Hal ini dikarenakan isi perpres tersebut memberikan kewenangan yang besar kepada Kepala Staf Kepresidenan, yang meliputi kewenangan taktis dan strategis terhadap kelembagaan.
“Kepala Staf Kepresidenan dapat mengambil data mentah dari lembaga mana pun. Kebijakannya dapat mengambil alih kewenangan strategis Presiden,” kata Mustafa, di Jakarta, Senin (13/4).
“Jangan-jangan presiden nggak baca, langsung tanda tangan saja Perpres itu,” tambahnya.
Mustafa menambahkan, wewenang Kepala Staf Kepresidenan dapat mereduksi tugas dan kewenangan presiden jika tak mendapat pengawasan yang baik.
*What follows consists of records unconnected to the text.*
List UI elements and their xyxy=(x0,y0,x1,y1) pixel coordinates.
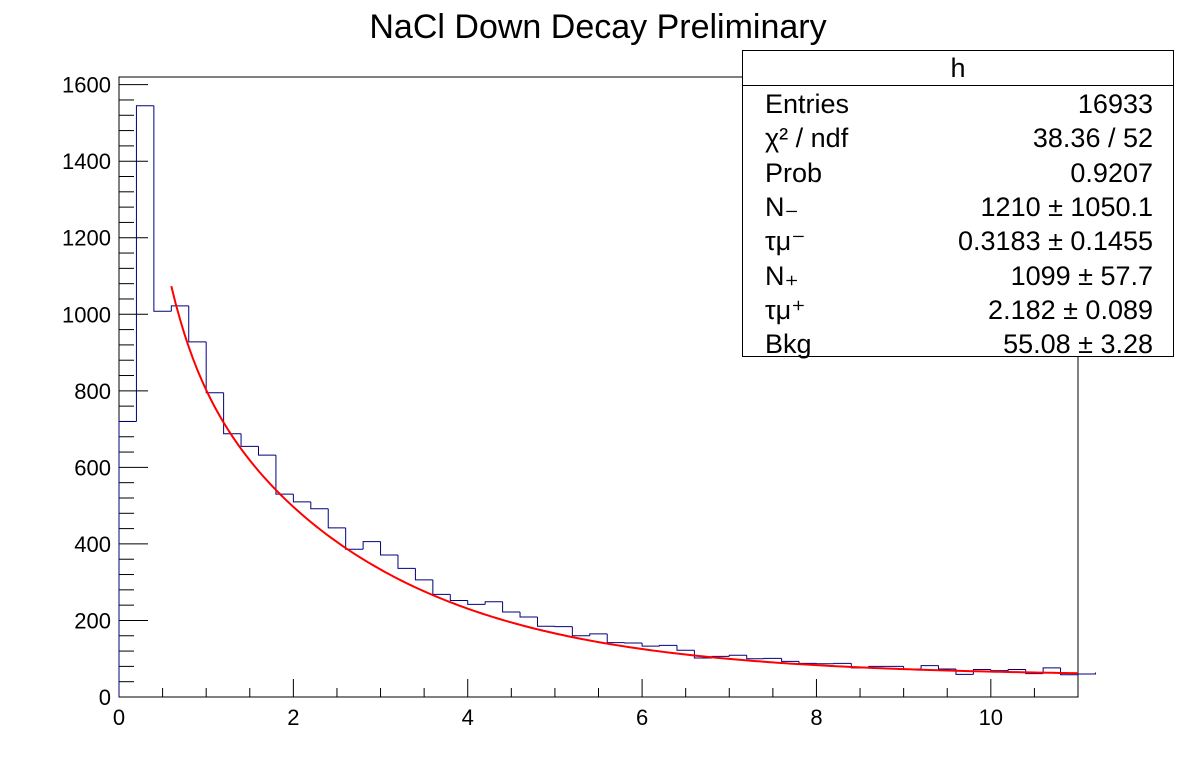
histogram-bin xyxy=(972,668,991,675)
histogram-bin xyxy=(223,392,242,435)
histogram-bin xyxy=(1025,669,1044,675)
stats-row: τμ⁻ 0.3183 ± 0.1455 xyxy=(743,226,1173,260)
histogram-bin xyxy=(380,541,398,556)
stats-row-value: 1210 ± 1050.1 xyxy=(980,191,1153,222)
histogram-bin xyxy=(659,644,677,647)
histogram-bin xyxy=(362,541,381,550)
x-tick-label: 6 xyxy=(636,705,648,730)
stats-row-value: 55.08 ± 3.28 xyxy=(1003,329,1153,360)
histogram-bin xyxy=(414,568,433,581)
histogram-bin xyxy=(1078,672,1096,675)
histogram-bin xyxy=(990,669,1009,672)
stats-row-name: N₊ xyxy=(765,260,799,291)
stats-row: N₋ 1210 ± 1050.1 xyxy=(743,192,1173,226)
histogram-bin xyxy=(484,601,503,605)
stats-row-value: 2.182 ± 0.089 xyxy=(988,294,1153,325)
histogram-bin xyxy=(467,600,486,605)
histogram-bin xyxy=(502,601,521,613)
stats-box: h Entries 16933 χ² / ndf 38.36 / 52 Prob 0.92… xyxy=(742,50,1174,359)
x-tick-label: 4 xyxy=(462,705,474,730)
stats-row-name: χ² / ndf xyxy=(765,123,849,154)
histogram-bin xyxy=(327,508,346,529)
stats-row-name: τμ⁻ xyxy=(765,226,806,257)
stats-row-name: Prob xyxy=(765,157,823,188)
histogram-bin xyxy=(798,661,817,664)
histogram-bin xyxy=(1007,668,1026,671)
histogram-bin xyxy=(432,579,451,595)
histogram-bin xyxy=(205,341,224,394)
stats-row-name: Bkg xyxy=(765,329,812,360)
histogram-bin xyxy=(781,658,800,662)
stats-row-name: τμ⁺ xyxy=(765,294,806,325)
histogram-bin xyxy=(606,633,625,644)
histogram-bin xyxy=(536,617,555,627)
fit-curve xyxy=(170,285,1079,675)
stats-row-value: 16933 xyxy=(1077,89,1153,119)
y-tick-label: 1400 xyxy=(62,149,111,174)
stats-row-value: 38.36 / 52 xyxy=(1032,123,1153,154)
stats-row: N₊ 1099 ± 57.7 xyxy=(743,261,1173,295)
y-tick-label: 0 xyxy=(99,685,111,710)
x-tick-label: 8 xyxy=(810,705,822,730)
histogram-bin xyxy=(135,105,154,422)
stats-row: Entries 16933 xyxy=(743,89,1173,123)
histogram-bin xyxy=(345,527,364,550)
y-tick-label: 1000 xyxy=(62,302,111,327)
y-tick-label: 800 xyxy=(74,379,111,404)
histogram-bin xyxy=(1060,667,1078,676)
histogram-bin xyxy=(746,655,765,660)
histogram-bin xyxy=(589,633,608,636)
histogram-bin xyxy=(571,626,590,637)
y-tick-label: 1200 xyxy=(62,226,111,251)
stats-row: τμ⁺ 2.182 ± 0.089 xyxy=(743,295,1173,329)
histogram-bin xyxy=(920,665,939,670)
histogram-bin xyxy=(153,105,172,312)
histogram-bin xyxy=(188,305,207,343)
histogram-bin xyxy=(310,501,329,510)
histogram-bin xyxy=(641,643,660,647)
x-tick-label: 0 xyxy=(113,705,125,730)
y-tick-label: 1600 xyxy=(62,73,111,98)
x-tick-label: 10 xyxy=(979,705,1003,730)
stats-row: χ² / ndf 38.36 / 52 xyxy=(743,123,1173,157)
stats-row: Prob 0.9207 xyxy=(743,158,1173,192)
x-tick-label: 2 xyxy=(287,705,299,730)
histogram-bin xyxy=(938,665,956,670)
stats-row-value: 0.9207 xyxy=(1070,157,1153,188)
histogram-bin xyxy=(519,612,538,618)
stats-row-value: 1099 ± 57.7 xyxy=(1010,260,1153,291)
chart-title: NaCl Down Decay Preliminary xyxy=(369,8,826,46)
stats-row-value: 0.3183 ± 0.1455 xyxy=(958,226,1153,257)
histogram-bin xyxy=(257,446,276,456)
axes: 0 2 4 6 8 10 0 200 400 600 800 1000 1200 1400 1600 xyxy=(62,73,1079,730)
histogram-bin xyxy=(693,650,712,659)
histogram-bin xyxy=(449,594,468,602)
y-tick-label: 400 xyxy=(74,532,111,557)
y-tick-label: 600 xyxy=(74,455,111,480)
stats-row: Bkg 55.08 ± 3.28 xyxy=(743,329,1173,363)
histogram-bin xyxy=(170,305,189,312)
histogram-bin xyxy=(118,420,137,697)
fit-curve-group xyxy=(170,285,1079,675)
histogram-bin xyxy=(397,555,416,569)
stats-row-name: Entries xyxy=(765,89,850,119)
histogram-bin xyxy=(275,455,294,495)
histogram-bin xyxy=(292,494,311,503)
stats-row-name: N₋ xyxy=(765,191,799,222)
histogram-bin xyxy=(240,433,259,447)
histogram-bin xyxy=(728,654,747,657)
stats-box-title: h xyxy=(743,51,1173,86)
y-tick-label: 200 xyxy=(74,608,111,633)
histogram-bin xyxy=(676,645,695,651)
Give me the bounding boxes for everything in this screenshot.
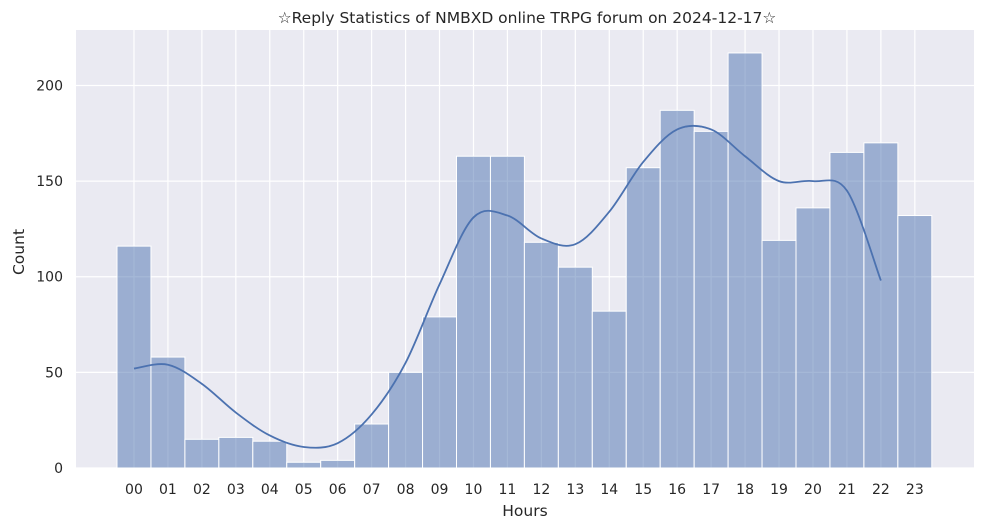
bar-08 bbox=[388, 371, 424, 469]
x-tick-19: 19 bbox=[770, 482, 788, 498]
x-tick-04: 04 bbox=[261, 482, 279, 498]
chart-title: ☆Reply Statistics of NMBXD online TRPG f… bbox=[278, 9, 777, 27]
x-axis-label: Hours bbox=[502, 502, 547, 520]
x-tick-22: 22 bbox=[872, 482, 890, 498]
bar-11 bbox=[489, 155, 525, 469]
bar-00 bbox=[116, 245, 152, 469]
bar-09 bbox=[422, 316, 457, 469]
x-tick-07: 07 bbox=[363, 482, 381, 498]
bar-03 bbox=[218, 436, 254, 469]
x-tick-18: 18 bbox=[736, 482, 754, 498]
x-tick-14: 14 bbox=[600, 482, 618, 498]
x-tick-13: 13 bbox=[566, 482, 584, 498]
x-tick-16: 16 bbox=[668, 482, 686, 498]
bar-22 bbox=[863, 142, 899, 469]
bar-12 bbox=[523, 241, 559, 469]
bar-04 bbox=[252, 440, 288, 469]
x-tick-10: 10 bbox=[465, 482, 483, 498]
bar-16 bbox=[659, 109, 695, 469]
y-tick-labels: 0 50 100 150 200 bbox=[36, 78, 63, 477]
y-axis-label: Count bbox=[10, 229, 28, 275]
bar-14 bbox=[591, 310, 627, 469]
bar-18 bbox=[727, 52, 763, 469]
bar-02 bbox=[184, 438, 220, 469]
x-tick-labels: 00 01 02 03 04 05 06 07 08 09 10 11 12 13 14 15 16 17 18 19… bbox=[125, 482, 924, 498]
x-tick-21: 21 bbox=[838, 482, 856, 498]
bar-21 bbox=[829, 151, 865, 469]
x-tick-20: 20 bbox=[804, 482, 822, 498]
bar-07 bbox=[354, 423, 390, 469]
y-tick-0: 0 bbox=[54, 461, 63, 477]
y-tick-100: 100 bbox=[36, 270, 63, 286]
bar-01 bbox=[150, 356, 186, 469]
x-tick-23: 23 bbox=[906, 482, 924, 498]
bar-23 bbox=[897, 215, 933, 469]
x-tick-15: 15 bbox=[634, 482, 652, 498]
x-tick-06: 06 bbox=[329, 482, 347, 498]
x-tick-03: 03 bbox=[227, 482, 245, 498]
kde-curve bbox=[133, 124, 882, 449]
x-tick-02: 02 bbox=[193, 482, 211, 498]
bar-15 bbox=[625, 167, 661, 469]
x-tick-12: 12 bbox=[532, 482, 550, 498]
bar-13 bbox=[557, 266, 593, 469]
bar-19 bbox=[761, 239, 797, 469]
bars bbox=[116, 52, 933, 469]
bar-20 bbox=[795, 207, 831, 469]
x-tick-09: 09 bbox=[431, 482, 449, 498]
bar-17 bbox=[693, 130, 729, 469]
bar-10 bbox=[456, 155, 491, 469]
x-tick-05: 05 bbox=[295, 482, 313, 498]
x-tick-11: 11 bbox=[499, 482, 517, 498]
y-tick-50: 50 bbox=[45, 365, 63, 381]
y-tick-150: 150 bbox=[36, 174, 63, 190]
bar-06 bbox=[320, 459, 356, 469]
x-tick-01: 01 bbox=[159, 482, 177, 498]
bar-05 bbox=[286, 461, 322, 469]
x-tick-00: 00 bbox=[125, 482, 143, 498]
x-tick-08: 08 bbox=[397, 482, 415, 498]
x-tick-17: 17 bbox=[702, 482, 720, 498]
y-tick-200: 200 bbox=[36, 78, 63, 94]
Untuk diketahui, Presiden Jokowi sebelumnya mengaku tak paham isi Perpres 39/2015 tentang pemberian fasilitas uang muka bagi pejabat negara untuk pembelian kendaraan perorangan, yang ditandatanganinya.
Dirinya tidak mengetahui detail dari isi perpres tersebut, dan semua laporan sudah melalui administrator lain sehingga merasa tidak perlu melihat rincian isinya. 
“Banyak laporan yang diterima setiap hari sehingga isi perpres itu luput dari perhatiannya. Tidak semua hal saya ketahui 100%. Artinya, hal seperti itu harusnya di kementerian sudah men-screening apakah berakibat baik atau tidak untuk negara dan itu coba dicek atas usulan siapa?” kata Jokowi.
Perpres 39/2015 akhirnya dicabut setelah menuai kontroversi di masyarakat.